La valse des fanatiques
Convictions, valeurs, religion, et tout sentiment de possession d’une idée, l’attachement sans détachement possible, est la matière première du fanatisme.
On se croit tous tellement moraux, et tellement juste que l’introduction d’un simple doute systémique dans les rouages bien huilés de la certitude provoque des réactions épidermiques et violentes.
Nous pensons être juste du seul point de vue de notre situation personnelle. Or nous cohabitons avec des myriades de situations personnelles qui valent bien la notre. Il n’y a pas de hiérarchie des valeurs lorsqu’il s’agit de vies humaines. En bref, une vie en vaut une autre, et davantage lorsque celles-ci se trouvent dans une certaine norme. Ce qui est bon pour tous, pour l’autre dont tu ignores tout ou presque, c’est à chacun de l’évaluer. Autrement dit tes convictions politiques, morales, qui ne sont pas les miennes, tu n’as pas à me les imposer, de même que ton modèle de vie.
Nous sommes déjà dans un système (démocratique) qui vise à favoriser le modèle idéologique du plus grand nombre sur d’autres modèles. Il y a une domination idéologique qui conduit les esprits de la nation, une sorte de courant de pensées qui charrie ou du moins pousse toute idée vers un but commun en excluant le reste des gens. C’est le meilleur système que nous ayons trouvé. L’un voire le plus équitable…
Individuellement, la tolérance envers d’autres interprétations devrait être de mise. Le fait qu’il y ait une autre vision du monde devrait au minimum nous interroger, et établir la possibilité d’un doute.
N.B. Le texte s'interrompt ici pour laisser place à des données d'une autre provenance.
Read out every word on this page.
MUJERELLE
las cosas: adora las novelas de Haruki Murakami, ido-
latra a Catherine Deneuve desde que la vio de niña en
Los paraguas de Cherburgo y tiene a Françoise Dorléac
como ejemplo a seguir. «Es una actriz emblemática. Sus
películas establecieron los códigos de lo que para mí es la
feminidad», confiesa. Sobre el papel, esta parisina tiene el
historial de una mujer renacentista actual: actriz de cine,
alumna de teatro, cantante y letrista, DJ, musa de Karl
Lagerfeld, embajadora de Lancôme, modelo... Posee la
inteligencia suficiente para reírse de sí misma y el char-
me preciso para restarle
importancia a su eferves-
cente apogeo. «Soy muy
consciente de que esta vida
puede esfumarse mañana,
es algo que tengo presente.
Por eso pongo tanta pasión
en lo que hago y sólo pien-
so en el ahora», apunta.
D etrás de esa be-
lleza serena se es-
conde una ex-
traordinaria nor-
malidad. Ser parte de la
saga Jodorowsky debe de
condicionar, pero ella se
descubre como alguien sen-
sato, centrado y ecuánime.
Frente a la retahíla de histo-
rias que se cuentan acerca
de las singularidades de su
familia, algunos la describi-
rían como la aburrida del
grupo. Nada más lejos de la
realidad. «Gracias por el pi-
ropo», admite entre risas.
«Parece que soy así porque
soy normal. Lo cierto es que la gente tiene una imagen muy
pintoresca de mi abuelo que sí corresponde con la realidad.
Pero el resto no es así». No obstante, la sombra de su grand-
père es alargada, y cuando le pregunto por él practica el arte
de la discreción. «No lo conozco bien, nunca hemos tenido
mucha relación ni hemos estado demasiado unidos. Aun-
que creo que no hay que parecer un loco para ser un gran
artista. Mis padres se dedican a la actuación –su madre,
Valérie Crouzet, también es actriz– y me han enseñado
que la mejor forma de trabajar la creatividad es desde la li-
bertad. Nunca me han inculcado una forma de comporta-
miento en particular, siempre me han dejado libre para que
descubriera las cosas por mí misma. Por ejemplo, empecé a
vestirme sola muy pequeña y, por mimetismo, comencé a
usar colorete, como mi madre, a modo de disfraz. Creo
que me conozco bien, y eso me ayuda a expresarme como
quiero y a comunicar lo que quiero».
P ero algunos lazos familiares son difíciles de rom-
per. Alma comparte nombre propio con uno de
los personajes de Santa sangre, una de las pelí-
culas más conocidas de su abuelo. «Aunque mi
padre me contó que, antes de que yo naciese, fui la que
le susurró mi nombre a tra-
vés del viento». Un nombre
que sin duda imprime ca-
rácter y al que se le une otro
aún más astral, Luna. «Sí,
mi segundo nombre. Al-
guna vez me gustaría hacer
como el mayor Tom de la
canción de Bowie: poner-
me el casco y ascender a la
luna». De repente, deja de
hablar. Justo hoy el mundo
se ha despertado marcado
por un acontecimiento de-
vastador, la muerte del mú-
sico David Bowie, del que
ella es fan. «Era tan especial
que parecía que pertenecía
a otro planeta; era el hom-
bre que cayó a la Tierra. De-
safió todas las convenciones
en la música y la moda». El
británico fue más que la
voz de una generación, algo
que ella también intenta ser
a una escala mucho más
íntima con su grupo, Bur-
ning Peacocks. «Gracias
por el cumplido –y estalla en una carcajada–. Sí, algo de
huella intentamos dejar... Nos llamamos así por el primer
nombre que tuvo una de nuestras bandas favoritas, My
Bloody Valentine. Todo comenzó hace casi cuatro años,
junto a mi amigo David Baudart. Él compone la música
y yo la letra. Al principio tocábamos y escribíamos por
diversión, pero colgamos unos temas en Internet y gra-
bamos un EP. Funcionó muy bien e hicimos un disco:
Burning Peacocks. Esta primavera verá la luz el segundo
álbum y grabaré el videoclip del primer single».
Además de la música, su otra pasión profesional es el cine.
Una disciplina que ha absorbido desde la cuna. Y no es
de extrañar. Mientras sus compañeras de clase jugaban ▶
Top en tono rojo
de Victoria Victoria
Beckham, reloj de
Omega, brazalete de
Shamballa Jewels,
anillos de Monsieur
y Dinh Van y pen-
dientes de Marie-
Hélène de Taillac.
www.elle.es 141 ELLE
Pour le moins, nous devrions considérer cette altérité qui fait que nous ne sommes pas Un alignés sur l’incarnation d’un but mais multiples. Et avec ça, il y a même autant de nuances que d’être humain, chacun avec une vision qui lui est spécifique.
La tolérance c’est d’abord la reconnaissance de l’altérité. En d’autres mots : je ne suis pas tout seul sur terre, et quand bien même nous serions plusieurs à penser la même chose, même majoritaire, nous avons toujours tort d’annihiler la diversité, l’altérité qui constitue sans doute le miroir de notre idéologie. Elle permet, cette altérité de mettre à distance raisonnable ce que nous pensons de manière à n’être pas totalement aspiré, absorbé dans un aveuglement sans retour dans lequel tous les débordements, toutes les violences sont possibles.
Aujourd’hui, les partisans sont décomplexés, sous-entendu, ils osent tout. Il ne s’agit pas d’une honnêteté qui manquait jadis, mais bien d’une violence qui s’exprime à l’égard de l’altérité. L’autre, la différence, est raillée, insultée, etc. On vit dans une nation qui a perdu surtout de sa subtilité de pensée et son humanisme. L’humanisme ne peut se passer de l’altérité qui est le fondement de toute société civilisée et libre. La liberté à la française s’est perdue dans ce qu’on appelle aujourd’hui « les valeurs », l’attachement à des principes liés à des idéaux en forme de cul-de-sac et qui ne trouvent pas forcément écho dans la réalité, ni même ne sont en conformité avec l’idéal poursuivi.
Tant que nous nous considérerons plus important qu’autrui ne subirons la violence relative.
Je suis bien conscient que la tolérance constitue un idéal. Toutefois, c’est aussi une question de survie sociale, et de ce point de vue j’ai toujours l’esprit pratique.